O texto ainda estipula que camponeses tenham o “direito de serem protegidos contra deslocamentos arbitrários de suas terras”. Ao explicar seu voto, a embaixadora do Brasil na ONU, Maria Nazareth Farani Azevedo, indicou que as demandas do governo por modificações no texto não haviam sido atendidas e, portanto, o Itamaraty não daria seu voto favorável. Ela também anunciou que as leis nacionais ainda teriam prioridade. Para o Brasil, era “necessário promover discussões adicionais sobre temas como o direito à terra, direito à semente e o princípio de consultas prévias”.

Na avaliação do governo, precisa haver equilíbrio entre os pequenos agricultures e as grandes empresas do setor. “O Brasil conta com 4 milhões de pequenos agricultores que são responsáveis por 70% dos alimentos que consumimos”, disse. “Ao mesmo tempo, o País dispõe de um setor agrícola comercial eficiente e produtivo, que responde por parte significativa da exportação brasileira”, ponderou.

“Para nós, é fundamental encontrar um equilíbrio justo que permita apoiar os pequenos agricultores sem afetar as atividades agrícolas comerciais”, disse. “Consideramos que o rascunho da declaração não chegou ainda a esse importante objetivo”, alertou.

Um dos pontos defendidos pelo Brasil é que, no preâmbulo do texto, fosse retirado o parágrafo que fala de direitos humanos.
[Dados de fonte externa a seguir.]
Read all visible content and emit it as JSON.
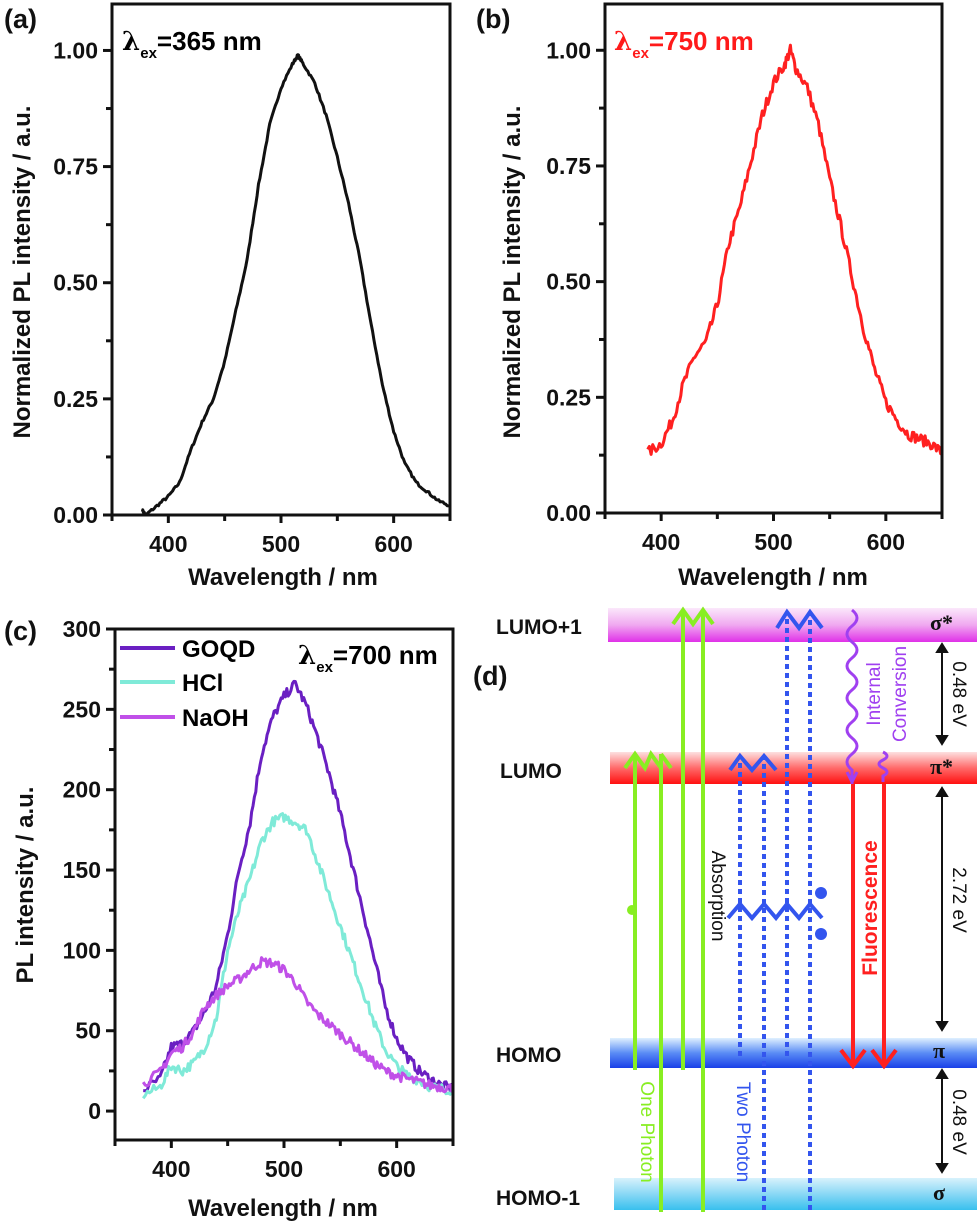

O governo também queria ver inserido no texto um referência ao fato de que agroquímicos devem ser usados com base nos padrões internacionais. “Lamentamos a oportunidade perdida para aperfeiçoar o rascunho”, criticou a embaixadora. 

Antes da votação, 70 entidades como Via Campesina Brasil, Fian Brasil e Fian Internacional, Conselho Nacional dos Povos e Comunidades Tradicionais (CNPCT), Terra de Direitos, Associação Brasileira de Reforma Agrária, Justiça Global, Plataforma de Direitos Humanos DHESCA Brasil e Confederação Nacional dos Trabalhadores na Agricultura (CONTAG), entre outras, cobraram o apoio do Brasil ao texto.

O grupo também destacava que o Brasil havia proposto adiar a votação do texto e que essa movimentação ocorria “sem argumentos fortes e de forma contrária ao histórico de participação do Brasil na construção deste instrumento de direitos humanos”. Dados da Comissão Pastoral da Terra apontam que, somente em 2017, mais de 70 defensores direitos humanos relacionados a questões agrárias foram executados.

Governos latino-americanos também confessaram ao Estado que haviam sido surpreendidos com uma posição do Brasil hesitante em relação ao texto. Na semana passada, essas diplomacias chegaram confirmar à reportagem que o País não daria mais seu voto positivo ao documento.

Procurados pelo Estado na semana passada, membros do Itamaraty chegaram a dizer naquele momento que os comentários de um não apoio do Brasil eram “intrigas” e que o texto ainda estava sob análise.